Bivalent formulations of mRNA vaccines as a single booster dose have been approved by the US Food and Drug Administration (FDA) in August 2022. These formulations contain one viral component from the original (wild-type) SARS-CoV-2 and another from the omicron variant. These bivalent preparations have shown significantly higher efficacy than monovalent preparations against SARS-CoV-2 variants. Given the observed benefits, the FDA has approved only bivalent mRNA vaccines for further use as a single booster dose.
Several lipid nanoparticle-enclosed mRNA vaccines encoding membrane and envelop glycoproteins of the Zika virus have been developed and tested in animals. The findings indicate promising outcomes in terms of strong and durable humoral and cellular immune responses.

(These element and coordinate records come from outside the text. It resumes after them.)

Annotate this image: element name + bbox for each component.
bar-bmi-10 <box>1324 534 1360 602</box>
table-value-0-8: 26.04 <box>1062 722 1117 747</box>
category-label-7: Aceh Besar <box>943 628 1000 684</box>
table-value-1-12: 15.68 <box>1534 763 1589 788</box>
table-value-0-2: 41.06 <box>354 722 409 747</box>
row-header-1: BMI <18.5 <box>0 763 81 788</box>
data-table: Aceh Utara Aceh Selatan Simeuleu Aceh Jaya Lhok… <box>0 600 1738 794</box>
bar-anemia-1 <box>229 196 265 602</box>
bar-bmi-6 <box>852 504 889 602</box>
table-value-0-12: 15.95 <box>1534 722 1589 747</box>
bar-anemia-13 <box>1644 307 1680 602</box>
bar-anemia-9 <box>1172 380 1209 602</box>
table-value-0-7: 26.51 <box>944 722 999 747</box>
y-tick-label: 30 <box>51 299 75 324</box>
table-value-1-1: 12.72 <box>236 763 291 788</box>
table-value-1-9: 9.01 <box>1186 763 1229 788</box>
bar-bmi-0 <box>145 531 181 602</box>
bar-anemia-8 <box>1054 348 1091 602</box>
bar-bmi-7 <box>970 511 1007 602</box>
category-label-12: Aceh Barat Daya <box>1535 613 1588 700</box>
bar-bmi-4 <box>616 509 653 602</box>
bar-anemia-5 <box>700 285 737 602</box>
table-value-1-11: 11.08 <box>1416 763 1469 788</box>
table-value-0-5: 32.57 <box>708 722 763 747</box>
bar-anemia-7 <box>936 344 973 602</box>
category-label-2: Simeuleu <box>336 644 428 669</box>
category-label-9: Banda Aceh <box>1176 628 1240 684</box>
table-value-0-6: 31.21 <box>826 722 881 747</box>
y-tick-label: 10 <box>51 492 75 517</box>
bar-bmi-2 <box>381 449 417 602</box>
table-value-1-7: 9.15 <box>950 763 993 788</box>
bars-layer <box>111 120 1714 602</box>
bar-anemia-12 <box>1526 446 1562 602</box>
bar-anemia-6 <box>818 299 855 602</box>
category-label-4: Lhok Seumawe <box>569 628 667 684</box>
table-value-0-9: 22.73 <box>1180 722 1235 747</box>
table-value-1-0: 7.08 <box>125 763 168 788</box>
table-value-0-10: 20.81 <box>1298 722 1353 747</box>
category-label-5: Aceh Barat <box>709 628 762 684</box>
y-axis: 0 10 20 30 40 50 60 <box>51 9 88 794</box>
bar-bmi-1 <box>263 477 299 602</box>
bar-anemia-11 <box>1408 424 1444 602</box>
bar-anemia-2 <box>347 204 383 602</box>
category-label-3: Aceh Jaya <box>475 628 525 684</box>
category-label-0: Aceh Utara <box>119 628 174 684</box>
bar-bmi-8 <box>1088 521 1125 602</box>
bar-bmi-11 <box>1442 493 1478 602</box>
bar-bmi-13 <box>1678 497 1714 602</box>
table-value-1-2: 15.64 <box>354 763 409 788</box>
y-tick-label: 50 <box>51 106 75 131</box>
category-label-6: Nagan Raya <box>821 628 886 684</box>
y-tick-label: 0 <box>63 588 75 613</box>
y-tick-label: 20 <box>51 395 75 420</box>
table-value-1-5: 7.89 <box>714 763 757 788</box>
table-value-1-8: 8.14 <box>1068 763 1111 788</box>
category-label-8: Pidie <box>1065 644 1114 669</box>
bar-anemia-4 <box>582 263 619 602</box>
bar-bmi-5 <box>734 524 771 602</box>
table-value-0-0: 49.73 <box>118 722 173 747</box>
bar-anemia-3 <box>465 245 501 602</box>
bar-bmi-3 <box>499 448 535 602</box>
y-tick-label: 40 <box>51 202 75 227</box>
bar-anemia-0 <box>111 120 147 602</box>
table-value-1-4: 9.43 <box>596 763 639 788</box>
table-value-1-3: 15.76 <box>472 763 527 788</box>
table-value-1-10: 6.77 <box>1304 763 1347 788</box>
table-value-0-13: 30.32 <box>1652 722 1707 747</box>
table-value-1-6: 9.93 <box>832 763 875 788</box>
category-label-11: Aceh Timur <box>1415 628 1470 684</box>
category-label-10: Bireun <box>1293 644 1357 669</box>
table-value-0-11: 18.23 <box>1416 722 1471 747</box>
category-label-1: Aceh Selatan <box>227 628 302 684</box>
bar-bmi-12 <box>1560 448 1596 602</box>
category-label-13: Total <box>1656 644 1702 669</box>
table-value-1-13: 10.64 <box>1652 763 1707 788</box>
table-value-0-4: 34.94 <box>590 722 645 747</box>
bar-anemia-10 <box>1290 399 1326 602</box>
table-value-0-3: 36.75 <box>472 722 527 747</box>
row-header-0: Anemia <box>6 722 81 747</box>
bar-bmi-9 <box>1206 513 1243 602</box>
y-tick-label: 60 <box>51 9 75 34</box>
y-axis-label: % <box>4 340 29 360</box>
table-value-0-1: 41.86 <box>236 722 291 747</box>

However, further human trials are needed to explore vaccine efficacy.
The majority of mRNA vaccines developed against Human Immunodeficiency Virus (HIV) have failed to demonstrate any protective efficacy mainly because of the significant antigenic diversity of HIV envelope proteins and the dense glycan shield of the virus that hides vital epitopes. Recently, an mRNA vaccine concurrently expressing membrane-anchored HIV envelope and simian immunodeficiency virus Gag proteins has been developed. This vaccine has shown high efficacy in inducing neutralizing antibodies and T-cell response in monkeys.
The glycoprotein haemagglutinin on the surface of the influenza virus is the main target for developing mRNA vaccines against influenza. Several nucleoside-modified mRNA vaccines have been developed and tested in animals. These vaccines have shown promising and long-lasting efficacy against a number of influenza virus subtypes. Further human trials are needed to explore the safety and efficacy profiles of these vaccines.
The mRNA vaccines developed against human cytomegalovirus, respiratory syncytial virus, varicella-zoster virus, and rabies virus are still at their nascent stage of clinical investigation. More studies in animals as well as humans are needed to evaluate their safety and protective efficacy.
mRNA vaccines in cancers
The mRNA vaccines in cancers are mainly used as therapeutics instead of prophylactics. These vaccines are designed to encode tumor-associated antigens or neoantigens to induce anti-tumor immune responses. Many clinical trials are currently ongoing to test the therapeutic efficacy and safety of mRNA vaccines targeting many cancer types, including melanoma, brain cancer, non-small cell lung cancer, ovarian cancer, prostate cancer, blood cancer, digestive system cancer, and breast cancer.
Cancer is a highly heterogeneous and complex disease caused by genetic and epigenetic factors. This highlights the need for developing personalized mRNA vaccines to manage cancers. However, accurate detection and quantification of tumor neoantigens and the complexity of the tumor immune evasion process make it difficult to clinically apply personalized cancer mRNA vaccines. Moreover, immunosuppressive cells and regulators in the tumor microenvironment can suppress the T-cell response induced by these vaccines.
A combination therapy with anti-tumor monoclonal antibodies and personalized vaccines is believed to be effective for cancer management. Clinical trials investigating pembrolizumab in combination with neoantigen vaccination against melanoma or personalized vaccination together with temozolomide and radiotherapy against glioblastoma are currently ongoing.
mRNA vaccines in immunological diseases, tissue damage, and rare diseases
Many mRNA vaccines against autoimmune diseases, tissue damage, and rare diseases are still in the early stages of investigation. Sufficient information regarding the efficacies and challenges of mRNA vaccines against these diseases is unavailable.